Obama leads Romney 51 to 42 percent in the latest USA Today/Gallup poll of 12 swing states that was released Monday. Romney holds a one-point lead among men in the poll, but trails with women by 18 points.
The new poll predicts Obama will need to win about half of the electoral votes provided by Florida, Michigan, North Carolina, Virginia, Colorado, Nevada, New Mexico, Iowa, Ohio, Pennsylvania, Wisconsin and New Hampshire, if he is to secure a second term.
Obama now leads in those states by an average of 9 percentage points, the poll found.
Democrats have made a play to women voters in the aftermath of the February controversy over contraception, arguing Republicans are waging a “war on women” in ads and fundraising pitches.
The GOP candidates were drawn into the fight over contraception after Republicans accused the president of undermining religious liberty by forcing faith-affiliated institutions to cover the costs of their employees' birth control. The administration made an “accommodation” that allows insurers to provide the coverage directly, but Republicans blasted it as sleight of hand and pushed for a faith-based exemption.
In December, before the contraception issue exploded onto the political scene, Obama trailed Romney 48 percent to 43 percent in the same USA Today/Gallup poll, and trailed Newt Gingrich 48 percent to 45 percent.
While Republicans sought to portray the contraception debate as a matter of religious freedom, Democrats painted the issue as a women’s health matter. Democrats were quick to pounce after Rep. Darrell Issa (R-Calif.) hosted an all-male panel on the birth-control issue.
Democrats then held their own hearing to allow Sandra Fluke, a female law student whom Issa had excluded from his hearing, to give her testimony about the contraception mandate.
Conservative talk-show host Rush Limbaugh called Fluke a “slut” and a “prostitute” on the air following the hearing, sparking a national controversy that spurred advertisers to leave his show. Obama later called Fluke to express his support, and weighed in on the remarks by invoking his own daughters, while Romney said Limbaugh’s remarks were “not the language I would’ve used.”
Republicans are confident that Romney can close the gap with women voters as the general election focus shifts back to the economy.
At a campaign event in Wisconsin on Monday, Romney blamed the press for trying to “distract” voters with peripheral issues, while acknowledging that Republicans have to do a better job of taking their economic message to women.
The Obama campaign, meanwhile, has been increasingly targeting its economic message at women.
“Democrats have a better story to tell to women about how we're going to solidify the middle class and grow this economy, make sure everybody has a fair shot,” Obama said last month.
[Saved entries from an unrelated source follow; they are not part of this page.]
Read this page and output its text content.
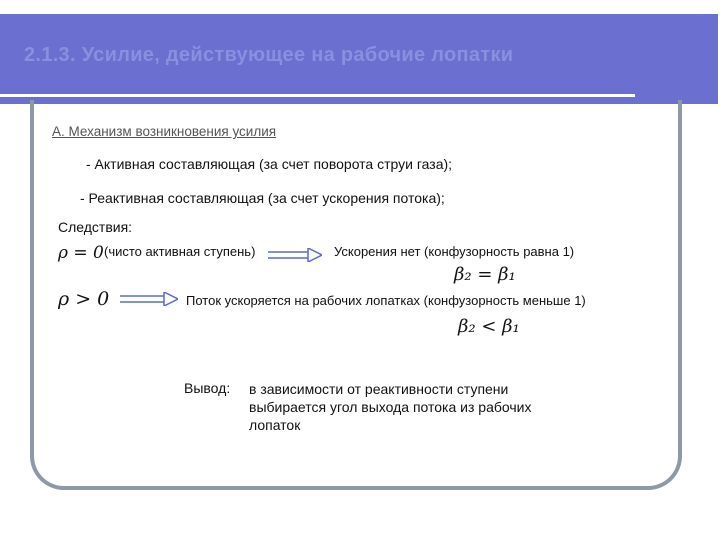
2.1.3. Усилие, действующее на рабочие лопатки
А. Механизм возникновения усилия
- Активная составляющая (за счет поворота струи газа);
- Реактивная составляющая (за счет ускорения потока);
Следствия:
ρ = 0 (чисто активная ступень)	Ускорения нет (конфузорность равна 1)
β₂ = β₁
ρ > 0	Поток ускоряется на рабочих лопатках (конфузорность меньше 1)
β₂ < β₁
Вывод: в зависимости от реактивности ступени
выбирается угол выхода потока из рабочих
лопаток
Some are speculating that the Romney campaign will give Ann Romney, the wife of the GOP front-runner, a larger role on the trail, and she shot back at the president’s remarks.
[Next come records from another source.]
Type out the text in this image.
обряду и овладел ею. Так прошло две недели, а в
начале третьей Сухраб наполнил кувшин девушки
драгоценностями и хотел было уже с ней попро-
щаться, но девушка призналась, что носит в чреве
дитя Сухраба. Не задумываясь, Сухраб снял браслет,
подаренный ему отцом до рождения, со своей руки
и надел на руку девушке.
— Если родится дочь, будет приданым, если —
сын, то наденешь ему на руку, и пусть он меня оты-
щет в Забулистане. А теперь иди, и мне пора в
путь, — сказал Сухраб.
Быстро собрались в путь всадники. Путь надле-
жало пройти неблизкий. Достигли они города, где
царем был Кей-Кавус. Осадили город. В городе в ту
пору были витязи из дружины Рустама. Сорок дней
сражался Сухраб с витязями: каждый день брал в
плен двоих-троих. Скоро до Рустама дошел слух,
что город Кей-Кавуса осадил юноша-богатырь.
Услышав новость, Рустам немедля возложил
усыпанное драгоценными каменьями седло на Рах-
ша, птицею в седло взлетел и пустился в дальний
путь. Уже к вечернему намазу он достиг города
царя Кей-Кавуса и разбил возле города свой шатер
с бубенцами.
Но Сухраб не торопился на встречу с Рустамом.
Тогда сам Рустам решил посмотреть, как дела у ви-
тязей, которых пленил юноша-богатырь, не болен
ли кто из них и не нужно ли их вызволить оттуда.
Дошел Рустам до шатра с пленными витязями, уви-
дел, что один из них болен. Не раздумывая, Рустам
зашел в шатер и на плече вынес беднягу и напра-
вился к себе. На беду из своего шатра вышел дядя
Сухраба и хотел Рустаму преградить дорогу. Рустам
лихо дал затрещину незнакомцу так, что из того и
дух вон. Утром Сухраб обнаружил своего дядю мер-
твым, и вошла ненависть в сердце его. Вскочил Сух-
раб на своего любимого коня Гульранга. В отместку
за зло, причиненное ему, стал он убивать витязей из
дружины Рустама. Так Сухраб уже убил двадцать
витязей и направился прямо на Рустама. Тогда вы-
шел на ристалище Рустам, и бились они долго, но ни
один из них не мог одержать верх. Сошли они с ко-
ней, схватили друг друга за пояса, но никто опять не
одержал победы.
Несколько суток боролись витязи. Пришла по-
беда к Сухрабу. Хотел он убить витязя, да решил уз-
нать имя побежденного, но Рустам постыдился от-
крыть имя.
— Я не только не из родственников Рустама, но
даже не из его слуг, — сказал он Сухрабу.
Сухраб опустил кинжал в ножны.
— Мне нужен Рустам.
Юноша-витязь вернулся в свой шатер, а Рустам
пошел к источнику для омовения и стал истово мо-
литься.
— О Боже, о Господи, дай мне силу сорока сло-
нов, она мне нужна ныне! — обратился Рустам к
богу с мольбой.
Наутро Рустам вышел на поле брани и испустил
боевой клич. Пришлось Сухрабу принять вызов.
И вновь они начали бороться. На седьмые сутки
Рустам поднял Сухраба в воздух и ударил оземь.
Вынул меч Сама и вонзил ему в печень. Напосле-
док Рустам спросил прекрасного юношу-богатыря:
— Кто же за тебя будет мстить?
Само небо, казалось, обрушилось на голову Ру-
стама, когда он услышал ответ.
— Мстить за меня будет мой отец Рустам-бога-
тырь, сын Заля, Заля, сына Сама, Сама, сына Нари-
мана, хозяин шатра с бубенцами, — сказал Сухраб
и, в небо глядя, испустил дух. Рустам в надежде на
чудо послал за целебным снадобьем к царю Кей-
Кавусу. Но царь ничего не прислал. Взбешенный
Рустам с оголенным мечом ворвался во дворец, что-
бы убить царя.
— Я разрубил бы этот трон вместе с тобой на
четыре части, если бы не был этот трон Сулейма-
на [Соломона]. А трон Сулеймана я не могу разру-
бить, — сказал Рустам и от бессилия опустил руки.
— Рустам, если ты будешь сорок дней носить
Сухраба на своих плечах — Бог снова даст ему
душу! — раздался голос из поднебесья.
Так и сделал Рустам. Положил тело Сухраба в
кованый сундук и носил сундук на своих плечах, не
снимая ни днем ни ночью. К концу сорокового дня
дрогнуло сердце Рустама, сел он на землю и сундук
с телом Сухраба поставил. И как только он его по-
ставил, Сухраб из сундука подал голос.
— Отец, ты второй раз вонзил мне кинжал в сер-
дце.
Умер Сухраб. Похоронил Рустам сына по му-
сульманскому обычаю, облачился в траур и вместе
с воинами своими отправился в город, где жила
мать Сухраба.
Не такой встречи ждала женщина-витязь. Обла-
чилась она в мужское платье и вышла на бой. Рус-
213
"Do you know what women care about? Women care about jobs," Ann Romney said. "They're angry, and they're furious about the entitlement debt that we're leaving for our children."
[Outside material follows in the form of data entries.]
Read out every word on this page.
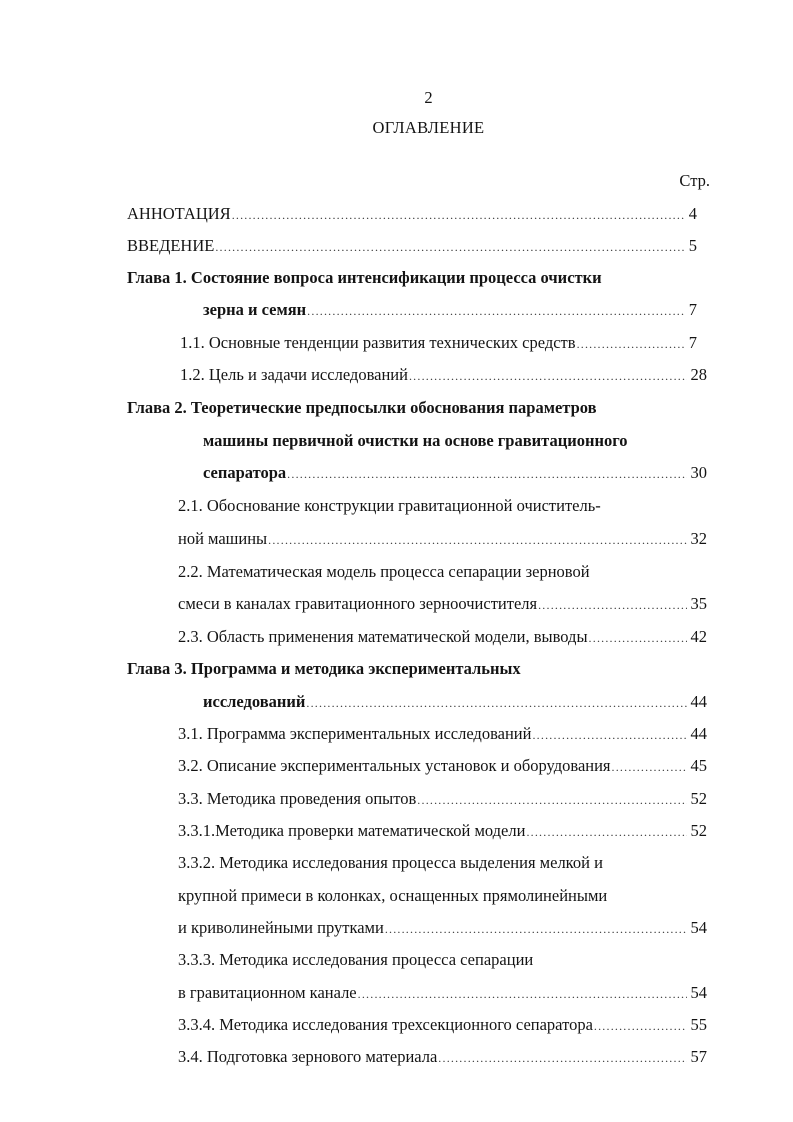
2
ОГЛАВЛЕНИЕ
Стр.
АННОТАЦИЯ .....	4
ВВЕДЕНИЕ .....	5
Глава 1. Состояние вопроса интенсификации процесса очистки
зерна и семян .....	7
1.1. Основные тенденции развития технических средств .....	7
1.2. Цель и задачи исследований .....	28
Глава 2. Теоретические предпосылки обоснования параметров
машины первичной очистки на основе гравитационного
сепаратора .....	30
2.1. Обоснование конструкции гравитационной очиститель-
ной машины .....	32
2.2. Математическая модель процесса сепарации зерновой
смеси в каналах гравитационного зерноочистителя .....	35
2.3. Область применения математической модели, выводы .....	42
Глава 3. Программа и методика экспериментальных
исследований .....	44
3.1. Программа экспериментальных исследований .....	44
3.2. Описание экспериментальных установок и оборудования .....	45
3.3. Методика проведения опытов .....	52
3.3.1.Методика проверки математической модели .....	52
3.3.2. Методика исследования процесса выделения мелкой и
крупной примеси в колонках, оснащенных прямолинейными
и криволинейными прутками .....	54
3.3.3. Методика исследования процесса сепарации
в гравитационном канале .....	54
3.3.4. Методика исследования трехсекционного сепаратора .....	55
3.4. Подготовка зернового материала .....	57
Planned Parenthood has been another source of controversy for women's health issues.
In February, the world’s largest breast cancer charity, The Susan G. Komen for the Cure foundation, said it would cut funding for the group, but reversed course after a massive outcry from supporters.
Planned Parenthood predominantly provides family planning services, but is a frequent target of conservatives for providing abortion services and receiving federal funding.
Romney has said that if elected, he would seek to end federal funding for the group. On Sunday, Obama stood behind the group in a video message to supporters, ripping Republicans for “playing politics” with women’s health.
“For you and for most Americans, protecting women's health is a mission that stands above politics, and yet over the past year you've had to stand up to politicians who wanted to deny millions of women the care they rely on and inject themselves into decisions that are best made between a women and her doctor," Obama said in a video posted to Planned Parenthood Action Fund's YouTube channel. "Let's be clear here — women are not an interest group."
—This story was originally posted at 7:47 a.m. and has been updated.